Главы из книги Цветок от Матроны 7

Евгений Дегтярёв
Великая пятница               

          С этими соседями с четвёртого этажа, особенно с хозяйкой квартиры, отношения не заладились с самого начала, то есть с нашего переезда в новый многоквартирный дом. Вообще, по жизни, всякий раз обустраиваясь на новом месте – при переезде ли, в командировке или на отдыхе, стараюсь максимально расширить свои представления об окружающем мире и наладить с ним, по возможности, гармоничные отношения.  Вот такое испытываю непреодолимое стремление к комфорту в непростой области межличностных отношений.
 
     И у меня есть  серьёзная мотивация. С раннего детства, путешествуя из гарнизона в гарнизон (отец военнослужащий), я каждый раз становился объектом пристального внимания со стороны «старожилов».
     Не всегда объективного и зачастую недоброго.
     Как камушек брошенный в пруд, я невольно поднимал  волну и нарушал   полусонное спокойствие «водоёма», подернутого ряской местечковой культурной традиции: чужаков не впускать и держать на дистанции. Могу констатировать, что прожив большую часть жизни (с четырнадцати лет) в нашем  южном городке, я так и не стал своим. И обрёл комплекс «переселенца».

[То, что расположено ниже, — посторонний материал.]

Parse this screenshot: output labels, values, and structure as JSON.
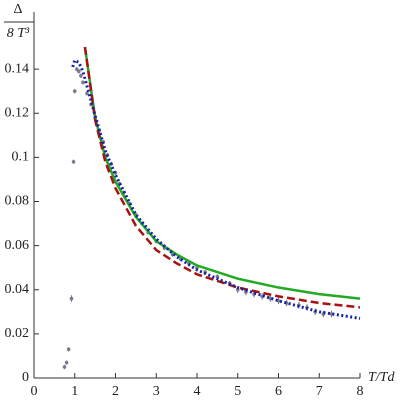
{
  "chart_data": {
    "type": "scatter",
    "ylabel_numerator": "Δ",
    "ylabel_denominator": "8 T³",
    "xlabel": "T/Td",
    "xlim": [
      0,
      8
    ],
    "ylim": [
      0,
      0.16
    ],
    "xticks": [
      0,
      1,
      2,
      3,
      4,
      5,
      6,
      7,
      8
    ],
    "yticks": [
      0,
      0.02,
      0.04,
      0.06,
      0.08,
      0.1,
      0.12,
      0.14
    ],
    "series": [
      {
        "type": "scatter",
        "color": "#7a7a8c",
        "x": [
          0.75,
          0.8,
          0.85,
          0.92,
          0.97,
          1.0,
          1.05,
          1.1,
          1.15,
          1.2,
          1.3,
          1.4,
          1.5,
          1.6,
          1.7,
          1.8,
          1.9,
          2.0,
          2.1,
          2.2,
          2.35,
          2.5,
          2.65,
          2.8,
          3.0,
          3.2,
          3.4,
          3.6,
          3.8,
          4.0,
          4.2,
          4.5,
          4.8,
          5.0,
          5.2,
          5.4,
          5.6,
          5.8,
          6.0,
          6.2,
          6.5,
          6.7,
          6.9,
          7.1,
          7.3
        ],
        "values": [
          0.005,
          0.007,
          0.013,
          0.036,
          0.098,
          0.13,
          0.14,
          0.139,
          0.137,
          0.134,
          0.129,
          0.124,
          0.118,
          0.112,
          0.107,
          0.101,
          0.097,
          0.093,
          0.088,
          0.084,
          0.079,
          0.074,
          0.07,
          0.066,
          0.062,
          0.059,
          0.056,
          0.054,
          0.052,
          0.05,
          0.048,
          0.046,
          0.043,
          0.04,
          0.039,
          0.038,
          0.037,
          0.036,
          0.035,
          0.034,
          0.033,
          0.032,
          0.03,
          0.029,
          0.029
        ],
        "errors": [
          0.001,
          0.001,
          0.001,
          0.0015,
          0.001,
          0.001,
          0.001,
          0.001,
          0.001,
          0.001,
          0.001,
          0.001,
          0.001,
          0.001,
          0.001,
          0.001,
          0.001,
          0.001,
          0.001,
          0.001,
          0.001,
          0.001,
          0.001,
          0.001,
          0.001,
          0.001,
          0.001,
          0.001,
          0.001,
          0.001,
          0.001,
          0.001,
          0.001,
          0.0015,
          0.0015,
          0.0015,
          0.0015,
          0.0015,
          0.0015,
          0.0015,
          0.0015,
          0.0015,
          0.0015,
          0.0015,
          0.0015
        ]
      },
      {
        "type": "line",
        "color": "#22aa22",
        "dash": "solid",
        "x": [
          1.25,
          1.5,
          1.75,
          2,
          2.5,
          3,
          3.5,
          4,
          5,
          6,
          7,
          8
        ],
        "values": [
          0.15,
          0.118,
          0.1,
          0.089,
          0.073,
          0.062,
          0.056,
          0.051,
          0.045,
          0.041,
          0.038,
          0.036
        ]
      },
      {
        "type": "line",
        "color": "#aa1111",
        "dash": "dashed",
        "x": [
          1.25,
          1.5,
          1.75,
          2,
          2.5,
          3,
          3.5,
          4,
          5,
          6,
          7,
          8
        ],
        "values": [
          0.15,
          0.117,
          0.098,
          0.086,
          0.069,
          0.058,
          0.052,
          0.047,
          0.041,
          0.037,
          0.034,
          0.032
        ]
      },
      {
        "type": "line",
        "color": "#1122aa",
        "dash": "dotted",
        "x": [
          0.95,
          1.0,
          1.1,
          1.2,
          1.5,
          1.75,
          2,
          2.5,
          3,
          3.5,
          4,
          5,
          6,
          7,
          8
        ],
        "values": [
          0.141,
          0.144,
          0.143,
          0.139,
          0.119,
          0.103,
          0.092,
          0.074,
          0.063,
          0.055,
          0.049,
          0.041,
          0.035,
          0.03,
          0.027
        ]
      }
    ]
  }
}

          Довольно скоро я познакомился почти со всеми  старожилами по подъезду, кроме немолодой четы, (той самой!)  на четвёртом.
     Вообще-то дом у нас непростой.
     Дорогой.
     Раньше бы назвали его номенклатурным.
     Живут в нём, в большинстве своём, «бывшие». Ну, начальники всякого рода, или родственники оных. И вот эта принадлежность к избранному кругу накладывает свой отпечаток не только на лица,  но и поведение некоторых жильцов.
      С чем мне пришлось познакомиться очень скоро.

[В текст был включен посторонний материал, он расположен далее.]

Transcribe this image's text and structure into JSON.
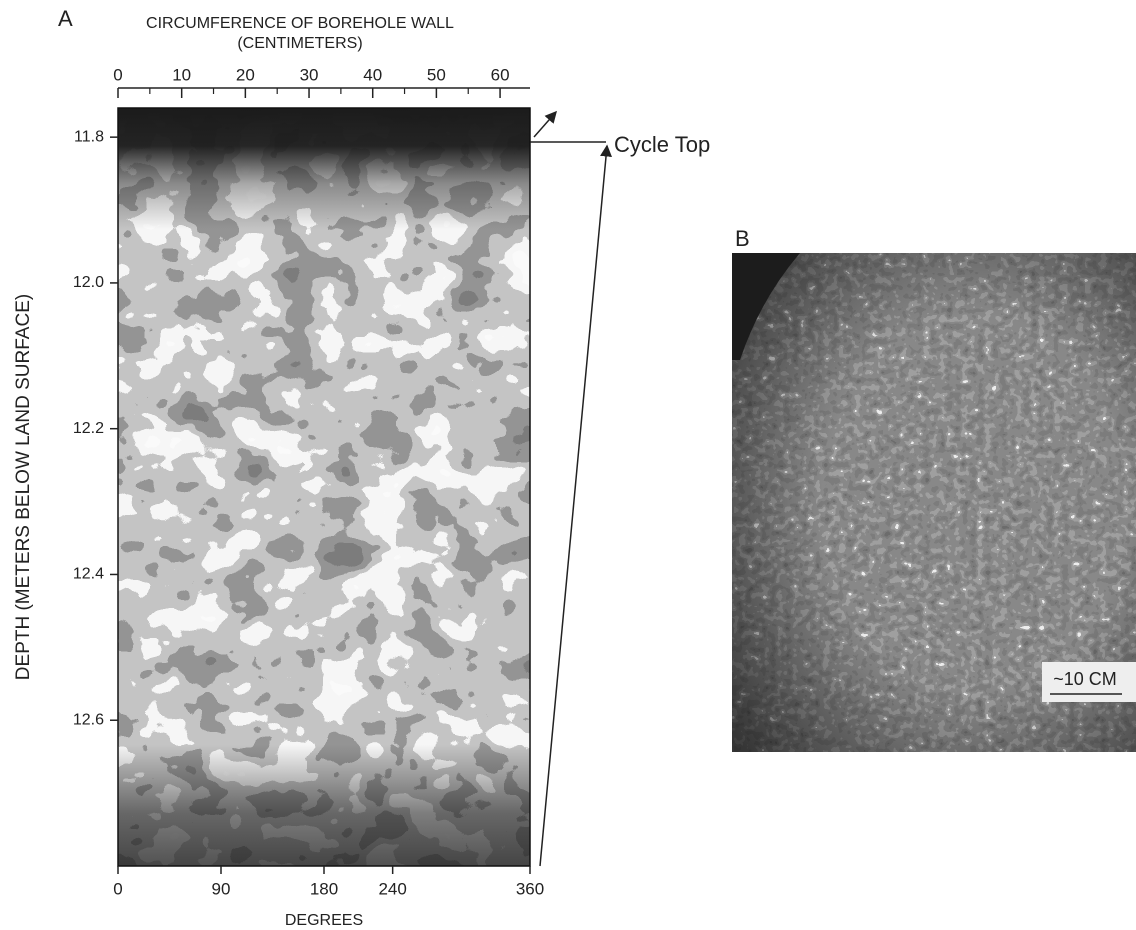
{
  "panel_a": {
    "label": "A",
    "top_axis_title": "CIRCUMFERENCE OF BOREHOLE WALL",
    "top_axis_subtitle": "(CENTIMETERS)",
    "top_ticks": [
      0,
      10,
      20,
      30,
      40,
      50,
      60
    ],
    "top_minor_ticks": [
      5,
      15,
      25,
      35,
      45,
      55
    ],
    "top_lim": [
      0,
      64.7
    ],
    "y_axis_title": "DEPTH (METERS BELOW LAND SURFACE)",
    "ylim": [
      11.76,
      12.8
    ],
    "yticks": [
      {
        "value": 11.8,
        "label": "11.8"
      },
      {
        "value": 12.0,
        "label": "12.0"
      },
      {
        "value": 12.2,
        "label": "12.2"
      },
      {
        "value": 12.4,
        "label": "12.4"
      },
      {
        "value": 12.6,
        "label": "12.6"
      }
    ],
    "bottom_lim": [
      0,
      360
    ],
    "bottom_ticks": [
      0,
      90,
      180,
      240,
      360
    ],
    "bottom_axis_title": "DEGREES",
    "annotation": "Cycle Top"
  },
  "panel_b": {
    "label": "B",
    "scale_label": "~10 CM"
  }
}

      При всём, при том, что дом особенный и жильцы не из бедных, договориться и скинуться на уборщицу в подъезде никак не удавалось. Пока, суть да дело,   (благо «окна»  в университетском  расписании позволяли) мне приходилось убирать и мыть «свой» первый этаж и его холл, чтобы не зарасти грязью по самые уши, как говаривала моя матушка.  Это был мой  выбор, и я ни у кого не спрашивал разрешения и, тем более, не договаривался ни с кем об очерёдности уборки. Просто так повелось по жизни – делай дело, желающие  подтянутся.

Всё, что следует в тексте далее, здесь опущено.